Graduation Year


Document Type




Degree Granting Department

Political Science

Major Professor

Steven Roach, Ph.D.


Relativism, Leo Strauss, Jurgen Habermas, George W. Bush, United Nations


The Bush Doctrine represents a paradigm shift in international security policy. Never had a foreign policy demonstrated such will through unilateralism, preemptive militarism, and a sense of exceptionalism. I argue that this shift in policy resists modern international order in an attempt to reestablish ancient modes of power and control. The international system maintains order through rules and institutions which are perceived to be legitimate because they have the consent of the governed. An example of this would be the UN, where member states engage in a democratic deliberation geared towards reaching understanding and consensus. However, order breaks down when a member state fails to recognize the legitimacy of a rule or institution.
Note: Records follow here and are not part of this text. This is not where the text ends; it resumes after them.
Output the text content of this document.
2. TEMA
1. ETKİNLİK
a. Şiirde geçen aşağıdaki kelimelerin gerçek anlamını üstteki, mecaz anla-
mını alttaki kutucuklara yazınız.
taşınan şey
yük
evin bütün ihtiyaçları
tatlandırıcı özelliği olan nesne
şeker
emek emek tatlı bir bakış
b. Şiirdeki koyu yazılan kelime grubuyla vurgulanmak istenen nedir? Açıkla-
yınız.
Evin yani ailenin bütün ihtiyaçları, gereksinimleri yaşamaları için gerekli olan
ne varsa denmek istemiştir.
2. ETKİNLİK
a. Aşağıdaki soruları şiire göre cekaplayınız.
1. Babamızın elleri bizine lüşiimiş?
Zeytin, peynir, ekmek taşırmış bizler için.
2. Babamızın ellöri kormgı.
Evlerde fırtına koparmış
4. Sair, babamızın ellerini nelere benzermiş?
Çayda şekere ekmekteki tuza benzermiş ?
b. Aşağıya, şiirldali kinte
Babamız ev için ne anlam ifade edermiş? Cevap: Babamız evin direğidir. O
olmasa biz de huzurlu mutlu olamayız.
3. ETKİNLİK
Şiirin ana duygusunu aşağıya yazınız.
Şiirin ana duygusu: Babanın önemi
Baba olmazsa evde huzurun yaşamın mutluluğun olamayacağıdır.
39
This was the case for the Bush Doctrine when the U.S. decided to invade Iraq without a UN resolution. The Bush Doctrine is the embodiment of neoconservatism, an intellectual movement influenced by the thoughts of Leo Strauss.

What neoconservatism has inherited from Strauss was a fear of relativism. Strauss's critique of modernity holds that liberal society fosters moral relativism which, in turn, destroys the moral fabric of society. Strauss calls for a revival of antiquity, more specifically a Platonic design of society, where elites rule through the use of myths which provide society with moral truth and national purpose. Neoconservatism has projected Strauss's war on modernity onto the international level. The Bush Doctrine assumes its core democratic values to be universal and thus views consensus building as unnecessary. Rather, deliberating on 'right' may enlighten us to the conventional nature of morality. Therefore, neoconservatism works to reestablish ancient modes of control through the use of moral absolutes, where the practice of these values, consequentially, resists international order governed by liberal principles.

As a result, neoconservative policies disrupt international order and isolate the U.S. from the modern world.